Немецкие офицеры стояли в стороне неподвижные, как истуканы. У машин с автоматами наизготовку выстроились солдаты. С той же каменной бесстрастностью, что и офицеры, они смотрели на колхозников, и на их лицах нельзя было прочесть никаких чувств.
На сходе выступил один Свербицкий. Говорил он витиевато, туманно, голосом вкрадчивым и елейным, как деревенский поп. Упомянул о врагах рода человеческого, о сетях и клейме антихриста, о страшном суде, который ждет грешников. Долго распространялся о том, как денно и нощно печется немецкое командование, чтобы скорей наладить в районе спокойную жизнь, разрушенную большевиками, установить новый, лучший порядок. Только когда Свербицкий дошел до убийства немца, голос у него стал визгливым и маленькие глазки, обрамленные воспаленными веками, забегали, как злобные зверьки.
— Партизанских рук дело. Знаю. Ваши бабы уже поплатились за злодеяние. Мы большевистскую заразу с корнем вырвем. В лесу орудуют разбойники-партизаны. Мы их скоро всех переловим и повесим. А пока предупреждаю: каждого, кто будет споспешествовать партизанам, снабжать продуктами или оружием, давать ночлег или поддерживать любую другую связь, — постигнет жестокая кара.
Свербицкий поднял к низкому холодному небу клином подстриженную бороду, повторил:
— Кара!
Это слово в устах маленького дряхлого человека звучало зловеще.

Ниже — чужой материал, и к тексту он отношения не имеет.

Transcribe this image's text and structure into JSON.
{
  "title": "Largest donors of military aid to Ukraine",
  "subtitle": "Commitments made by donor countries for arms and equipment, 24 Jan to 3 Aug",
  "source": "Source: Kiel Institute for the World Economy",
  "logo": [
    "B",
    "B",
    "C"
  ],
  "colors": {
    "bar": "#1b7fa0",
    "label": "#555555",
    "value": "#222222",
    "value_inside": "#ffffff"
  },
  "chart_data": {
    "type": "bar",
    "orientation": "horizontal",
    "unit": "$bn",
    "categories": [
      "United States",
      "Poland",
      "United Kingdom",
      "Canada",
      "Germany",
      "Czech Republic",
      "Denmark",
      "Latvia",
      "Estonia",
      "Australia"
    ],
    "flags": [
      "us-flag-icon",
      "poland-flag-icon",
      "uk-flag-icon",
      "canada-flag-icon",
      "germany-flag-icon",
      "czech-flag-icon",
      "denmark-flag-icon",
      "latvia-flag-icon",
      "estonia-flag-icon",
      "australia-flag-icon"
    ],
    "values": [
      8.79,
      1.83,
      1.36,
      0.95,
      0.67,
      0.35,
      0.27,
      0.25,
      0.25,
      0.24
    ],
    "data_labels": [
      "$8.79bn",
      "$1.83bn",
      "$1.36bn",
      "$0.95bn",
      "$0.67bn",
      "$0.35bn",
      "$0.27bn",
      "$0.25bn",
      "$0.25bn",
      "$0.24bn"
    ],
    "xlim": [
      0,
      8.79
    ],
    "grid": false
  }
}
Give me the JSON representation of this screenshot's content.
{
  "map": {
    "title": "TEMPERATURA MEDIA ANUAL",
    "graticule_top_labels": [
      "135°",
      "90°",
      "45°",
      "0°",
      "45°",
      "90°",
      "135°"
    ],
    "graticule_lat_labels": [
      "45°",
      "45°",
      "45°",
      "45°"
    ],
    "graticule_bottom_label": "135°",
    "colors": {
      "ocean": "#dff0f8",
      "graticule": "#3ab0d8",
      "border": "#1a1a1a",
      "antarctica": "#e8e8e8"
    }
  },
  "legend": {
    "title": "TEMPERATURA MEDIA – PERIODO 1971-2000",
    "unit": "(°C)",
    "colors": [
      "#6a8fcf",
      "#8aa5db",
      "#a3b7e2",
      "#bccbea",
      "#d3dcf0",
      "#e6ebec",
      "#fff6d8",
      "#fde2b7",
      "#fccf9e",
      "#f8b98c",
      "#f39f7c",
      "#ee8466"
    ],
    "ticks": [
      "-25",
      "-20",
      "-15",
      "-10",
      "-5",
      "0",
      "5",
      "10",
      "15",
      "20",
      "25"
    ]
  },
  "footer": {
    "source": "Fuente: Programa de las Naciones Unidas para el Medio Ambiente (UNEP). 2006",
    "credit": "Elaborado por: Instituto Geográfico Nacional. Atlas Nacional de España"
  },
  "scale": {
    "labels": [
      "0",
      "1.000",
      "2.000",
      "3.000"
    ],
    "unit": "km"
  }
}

Сход молчал. Только в задних рядах всхлипывали и шумно вздыхали бабы, да у одной молодухи на руках заплакал ребенок.
— Уйми щенка, сука, — не выдержал Свербицкий и метнул в толпу свирепый взгляд.
— Особенно это касается лиц пришлых, — многозначительно заключил он свою речь. — Есть такие и у вас. До них я еще доберусь. Посмотрю, что за птицы…
Анне показалось, что при этих словах Свербицкий посмотрел в ее сторону. Сразу вспомнились все рассказы о криках и стонах, которые раздаются из подвала дома, где обосновались полицаи.
Солдаты принесли соломы, обложили Степанидину хату и подожгли. Хата сгорела быстро, как порох. Только одно бревно долго чадило, наполняя улицу тревожной, горькой гарью.
Снег, порозовевший во время пожара, снова потускнел. Стало холодно и страшно.
X
Прошло дней пять. Как-то вечером, уложив пораньше детей, Анна занялась стиркой. Прополоскав рубашки — свою и ребят — и повесив у печки, чтобы просохли до утра (смены белья не было), легла на лавку, укрылась рваным Марысиным тулупом, пахнущим дымом и ржаным хлебом, и потушила коптилку.
Метель, начавшаяся с вечера, к полуночи разбушевалась не на шутку. Звякали, вздрагивая, одинарные ветхие оконные рамы, ветер выл в трубе, у калитки стучала оторвавшаяся доска.